Mare e Monti, Sicilia e Alto Adige

Per anni campioni di vini alcolici, morbidoni e spesso eccessivi, la Sicilia si sta riscoprendo terra di vini eleganti e territoriali. Ma anche quando l’equilibro va troppo sulle morbidezze, ecco che la temperatura bassa di servizio aiuta ad esaltare certe caratteristiche di sapidità dei vini che non mancano in territori interessanti come quelli dove nasce il Frappato di Cos, uno dei pochi frappato senza la combinazione con il Nero d’Avola (classica nel cerasuolo di Vittoria Docg), un frappato che può liberare la sua estrema piacevolezza e nota ariosa e floreale, regalando note fresche e delicate adatte per infinite distese di antipasti di mare. Pescando all’estremo opposto dell’Italia, ecco Bolzano, spesso città più calda d’Italia che può però contare su un alleato contro la calura come la schiava, vitigno in grande riscoperta. Uno dei campioni della categoria, che si trova ad un prezzo interessante è il Santa Maddalena Doc Huck am Bach, prodotto dalla Cantina sociale appunto di Santa Maddalena a partire dalle uve (schiava e un po’ di lagrein) raccolte in un vigneto di quattro ettari a 250 metri d’altezza. In Alto Adige è perfetto su gulasch e stinco di maiale al forno, ma con qualche grado di temperatura in meno, è immaginabile anche su grigliate di pescato mediterraneo, a patto però di rinforzare il pesce con una buona marinatura.

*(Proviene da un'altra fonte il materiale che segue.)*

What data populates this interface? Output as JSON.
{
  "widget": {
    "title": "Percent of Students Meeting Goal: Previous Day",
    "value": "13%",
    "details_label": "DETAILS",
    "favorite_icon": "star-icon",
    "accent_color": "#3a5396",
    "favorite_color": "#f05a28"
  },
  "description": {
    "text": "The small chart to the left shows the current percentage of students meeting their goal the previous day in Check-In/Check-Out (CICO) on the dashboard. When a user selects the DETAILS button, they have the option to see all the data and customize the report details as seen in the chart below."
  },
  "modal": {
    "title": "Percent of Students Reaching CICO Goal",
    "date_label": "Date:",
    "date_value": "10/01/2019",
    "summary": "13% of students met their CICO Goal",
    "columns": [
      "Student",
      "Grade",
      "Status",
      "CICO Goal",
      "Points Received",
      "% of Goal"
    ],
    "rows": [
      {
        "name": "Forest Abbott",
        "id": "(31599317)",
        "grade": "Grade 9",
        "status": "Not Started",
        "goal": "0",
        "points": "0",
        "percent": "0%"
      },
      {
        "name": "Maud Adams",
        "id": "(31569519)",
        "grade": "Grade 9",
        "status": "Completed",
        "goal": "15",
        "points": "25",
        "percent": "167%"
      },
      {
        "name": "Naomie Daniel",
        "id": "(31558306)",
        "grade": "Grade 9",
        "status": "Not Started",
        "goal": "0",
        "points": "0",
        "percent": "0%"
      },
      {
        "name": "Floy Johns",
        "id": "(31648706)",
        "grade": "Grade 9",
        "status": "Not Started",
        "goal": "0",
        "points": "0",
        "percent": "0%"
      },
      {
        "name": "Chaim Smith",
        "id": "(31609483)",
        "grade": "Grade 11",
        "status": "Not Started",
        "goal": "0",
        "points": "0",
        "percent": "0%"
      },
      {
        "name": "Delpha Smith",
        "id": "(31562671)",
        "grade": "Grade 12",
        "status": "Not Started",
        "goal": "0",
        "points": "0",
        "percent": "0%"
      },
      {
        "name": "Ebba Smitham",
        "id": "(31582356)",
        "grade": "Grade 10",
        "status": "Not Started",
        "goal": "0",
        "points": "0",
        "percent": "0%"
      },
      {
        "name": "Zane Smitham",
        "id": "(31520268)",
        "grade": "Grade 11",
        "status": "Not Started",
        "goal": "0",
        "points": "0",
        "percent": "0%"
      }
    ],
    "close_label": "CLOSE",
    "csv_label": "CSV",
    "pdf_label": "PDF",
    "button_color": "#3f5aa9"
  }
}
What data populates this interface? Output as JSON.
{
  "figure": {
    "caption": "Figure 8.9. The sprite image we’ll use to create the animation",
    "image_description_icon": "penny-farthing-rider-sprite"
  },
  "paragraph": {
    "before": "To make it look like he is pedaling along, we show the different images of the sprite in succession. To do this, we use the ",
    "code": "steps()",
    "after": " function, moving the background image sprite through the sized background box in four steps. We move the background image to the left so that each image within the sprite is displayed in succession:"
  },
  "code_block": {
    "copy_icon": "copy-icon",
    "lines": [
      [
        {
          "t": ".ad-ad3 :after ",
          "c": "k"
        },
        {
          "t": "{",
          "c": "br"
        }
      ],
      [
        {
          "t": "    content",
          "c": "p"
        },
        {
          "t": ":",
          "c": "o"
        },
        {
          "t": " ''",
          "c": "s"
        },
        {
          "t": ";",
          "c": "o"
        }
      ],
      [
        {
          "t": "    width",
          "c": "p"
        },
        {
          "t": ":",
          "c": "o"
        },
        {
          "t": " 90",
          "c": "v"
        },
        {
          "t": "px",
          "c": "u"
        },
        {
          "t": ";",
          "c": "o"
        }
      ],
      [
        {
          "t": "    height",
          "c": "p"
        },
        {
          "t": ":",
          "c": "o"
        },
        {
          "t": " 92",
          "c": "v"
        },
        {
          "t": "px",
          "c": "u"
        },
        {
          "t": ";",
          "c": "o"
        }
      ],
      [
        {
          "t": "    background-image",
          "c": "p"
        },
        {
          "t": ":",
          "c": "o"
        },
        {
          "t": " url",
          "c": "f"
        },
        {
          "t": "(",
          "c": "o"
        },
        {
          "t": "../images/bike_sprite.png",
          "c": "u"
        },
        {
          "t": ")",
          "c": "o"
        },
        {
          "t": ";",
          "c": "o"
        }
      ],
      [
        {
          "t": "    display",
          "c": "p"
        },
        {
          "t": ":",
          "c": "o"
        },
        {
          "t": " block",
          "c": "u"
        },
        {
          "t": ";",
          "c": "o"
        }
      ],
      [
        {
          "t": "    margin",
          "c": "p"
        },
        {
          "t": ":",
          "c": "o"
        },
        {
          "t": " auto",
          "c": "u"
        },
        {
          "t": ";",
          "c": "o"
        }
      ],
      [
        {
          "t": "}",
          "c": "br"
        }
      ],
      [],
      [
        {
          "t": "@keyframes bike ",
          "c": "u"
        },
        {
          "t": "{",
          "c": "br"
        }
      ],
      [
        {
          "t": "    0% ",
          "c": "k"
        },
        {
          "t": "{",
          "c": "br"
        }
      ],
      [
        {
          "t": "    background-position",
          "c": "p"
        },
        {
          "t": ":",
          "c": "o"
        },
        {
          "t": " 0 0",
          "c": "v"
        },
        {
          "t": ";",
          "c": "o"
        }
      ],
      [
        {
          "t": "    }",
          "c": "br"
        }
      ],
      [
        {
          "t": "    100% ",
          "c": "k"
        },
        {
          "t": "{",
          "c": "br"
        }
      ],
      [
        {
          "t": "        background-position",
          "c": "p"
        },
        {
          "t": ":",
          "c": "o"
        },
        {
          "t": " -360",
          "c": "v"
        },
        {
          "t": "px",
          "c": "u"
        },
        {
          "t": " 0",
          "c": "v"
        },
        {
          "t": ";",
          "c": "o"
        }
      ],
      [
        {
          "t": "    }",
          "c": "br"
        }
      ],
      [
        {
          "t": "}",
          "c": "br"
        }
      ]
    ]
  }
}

Lambrusco e la nuova via del rosso frizzante

Sono ormai tramontati i tempi del lambrusco da battaglia, quasi ridotto al rango di una bibita. Accanto ai classici prodotti da supermercato semplici e spesso banali, oggi si trovano piccoli capolavori di gusto e armoniosità: si spendono cifre un po’ superiori al “solito” lambrusco ma le sensazioni gustative spesso sono pari a quelle di rossi ben più blasonati. Se volete sorprendere qualcuno, accanto al barbecue questa estate provate per esempio a servire un Vigna del Cristo di Cavicchioli (Lambrusco di Sorbara, la varietà meno colorata che dà vini quasi rosati) , un Lambrusco Grasparossa di Castelvetro come il Vigneto Enrico Cialdini di Chiarli), un Concerto di Medici Ermete (se volete un lambrusco reggiano, scurissimo e ipertipico), per restare su nomi conosciuti da tutti. Oppure se avete tempo e voglia investite nella ricerca di uno dei gioielli di Bellei, dove addirittura il lambrusco viene trattato come il pinot nero dello Champagne a dare un metodo classico (dal nome altisonante di Rifermentazione ancestrale, imbottigliato rigorosamente alla prima luna calante di Marzo) con complessità e struttura importanti, pur mantenendo la vivacità e la rustica immediatezza del classico lambrusco. Altri nomi da tenere d’occhio, pescando nel fenomeno “bio”, sono Paltrinieri con il suo Eclisse, Podere Barbaterre (che pura fa un ottimo metodo Classico “normale” da Pinot Nero, l’Orlando) e di cui potete bere lambrusco sorprendenti di annate vecchie anche tre-quattro anni, il raro e artigianale Camillo Donati che produce anche ottimi bianchi da Malvasia (siamo nel parmense, in collina). Infine, nel modenese, ecco Podere Saliceto, il cui Albone è squillante di lamponi e more, appena velato di una dolcezza floreale e scurito da note di miele di castagno e rabarbaro. In bocca scalpita e si fa sentire, scivola giù benissimo ma lascia una traccia inedita per molti lambruschi con una nota secca molto pronunciata e soprattutto una mineralità che sfocia nel salino. Bello il finale che regala anche sensazioni citrine prima di dissolversi nel fruttato maturo. Parlavamo di grigliata ma ovviamente tutta la classica gastronomia emiliana dal culatello fino ai cotechini, è il campo di gioco preferito da questi vini.

PROVARE PER CREDERE

Neanche noi resistiamo alla tentazione di cedere al clichè del bere vino bianco per i mesi caldi ma quantomeno ci piacerebbe instillarvi il legittimo sospetto che alcuni vini rossi si possano consumare freschi con gusto e con piacere: e soprattutto, da addetto ai lavori, vi chiedo di essere indulgenti quando qualche sommelier o cameriere oserà servirvi una bottiglia un po’ più fresca del solito, non vi vuole male, vuole solo farvi scoprire nuove sensazioni... E se non vi piace, ricordatevi che bastano pochissimi minuti nel bicchiere per riportare il vino alla temperatura “classica” di degustazione...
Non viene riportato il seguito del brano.